Lord suggested that if tax rates keep increasing, one might consider having some of their assets become tax-free during retirement.

‘Taxable’ funds encompass brokerage accounts that enable you to purchase or trade various investment options, typically these involve contributions made post-income tax.

“We shouldn’t base our choices on current tax laws since they are likely to evolve over time—particularly concerning the retirement of young people who still have numerous years left,” she stated.

For example,
The tax law from the Trump era, enacted in 2017, is set to expire soon.
On January 1, 2026 – triggering significant alterations for millions of U.S. tax filers.

It’s challenging to predict the tax rates at the time of your retirement, how much income you’ll have during retirement, how much you’ll have managed to save, and what kind of lifestyle you might lead, she noted.

Lord explained that by organizing a combination of tax-advantaged, tax-free, and taxable funds, you gain greater flexibility to reduce your total tax burden and remain below specific yearly income limits.

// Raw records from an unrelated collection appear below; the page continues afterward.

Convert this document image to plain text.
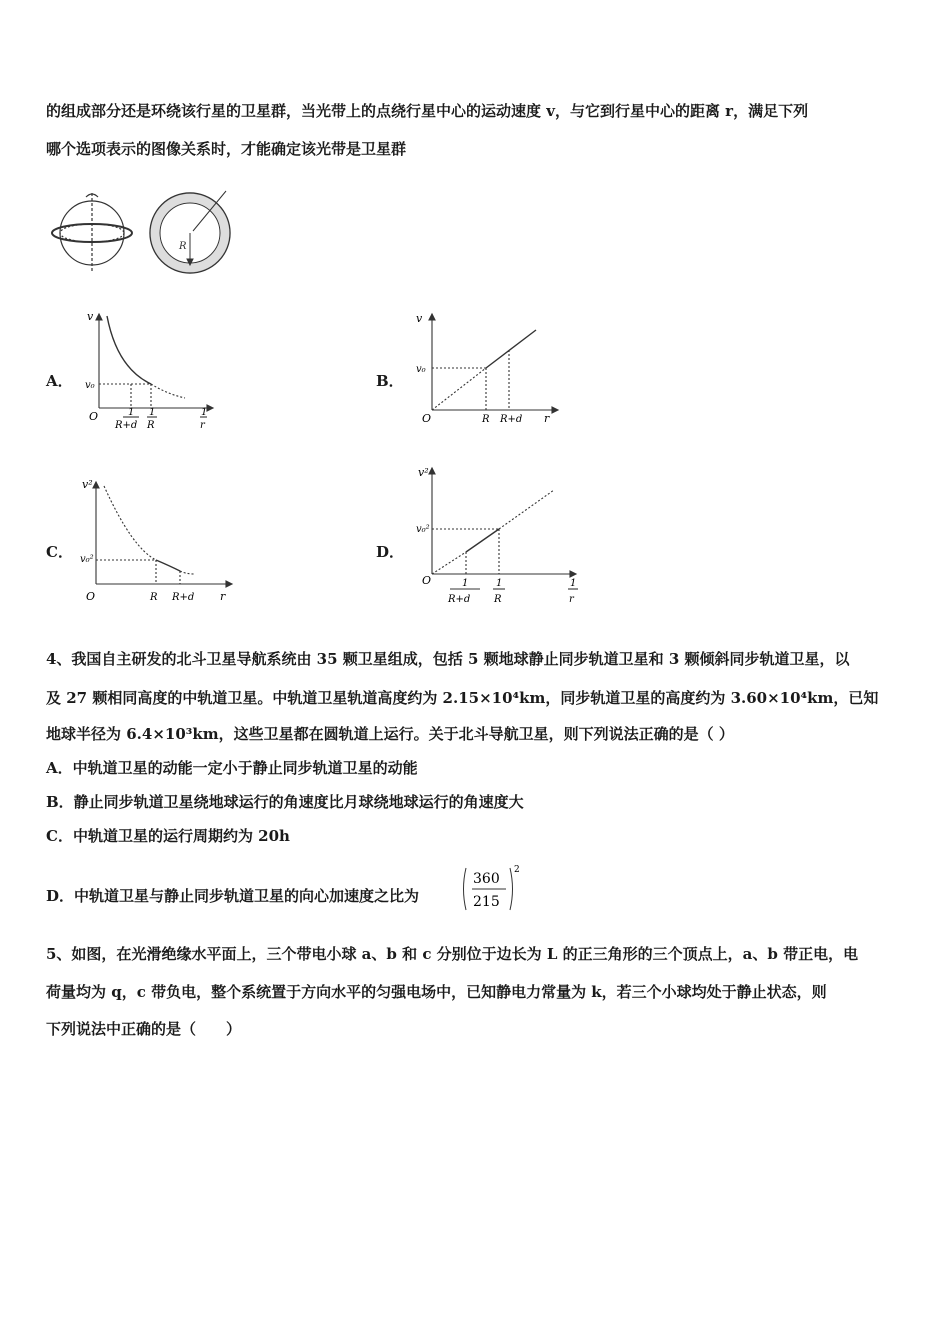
的组成部分还是环绕该行星的卫星群，当光带上的点绕行星中心的运动速度 v，与它到行星中心的距离 r，满足下列
哪个选项表示的图像关系时，才能确定该光带是卫星群
R
A．
v
v₀
O	1
R+d
1
R
1
r
B．
v
v₀
O	R R+d r
C．
v²
v₀²
O	R R+d r
D．
v²
v₀²
O	1
R+d
1
R
1
r
4、我国自主研发的北斗卫星导航系统由 35 颗卫星组成，包括 5 颗地球静止同步轨道卫星和 3 颗倾斜同步轨道卫星，以
及 27 颗相同高度的中轨道卫星。中轨道卫星轨道高度约为 2.15×10⁴km，同步轨道卫星的高度约为 3.60×10⁴km，已知
地球半径为 6.4×10³km，这些卫星都在圆轨道上运行。关于北斗导航卫星，则下列说法正确的是（ ）
A．中轨道卫星的动能一定小于静止同步轨道卫星的动能
B．静止同步轨道卫星绕地球运行的角速度比月球绕地球运行的角速度大
C．中轨道卫星的运行周期约为 20h
D．中轨道卫星与静止同步轨道卫星的向心加速度之比为
360
215
2
5、如图，在光滑绝缘水平面上，三个带电小球 a、b 和 c 分别位于边长为 L 的正三角形的三个顶点上，a、b 带正电，电
荷量均为 q，c 带负电，整个系统置于方向水平的匀强电场中，已知静电力常量为 k，若三个小球均处于静止状态，则
下列说法中正确的是（　　）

Diversifying your retirement accounts offers flexibility when you start taking withdrawals, referred to as required minimum distributions (RMDs), during your retirement years, she explained.

Planning ahead can help reduce the chances of paying increased Medicare premiums or having a larger portion of your Social Security benefits taxed due to earning above certain thresholds or withdrawing excessive funds from your retirement accounts, she noted.

Lord admitted that not every worker will be able to put money into their 401(k) and still have extra funds available for other investments.

‘To start with, I would at least conduct the matchup within a 401(k) plan,’ she stated.

‘So it ultimately depends on whether you have the ability to save additional funds and which savings method would be most suitable for you.’

For individuals with limited funds to invest, Lord suggests checking whether your 401(k) plan offers the option to set up a Roth account inside it.

This could assist you in expanding your options without needing to create an additional account.

‘She stated that nearly all 401(k) plans offer the choice of including Roth contributions.’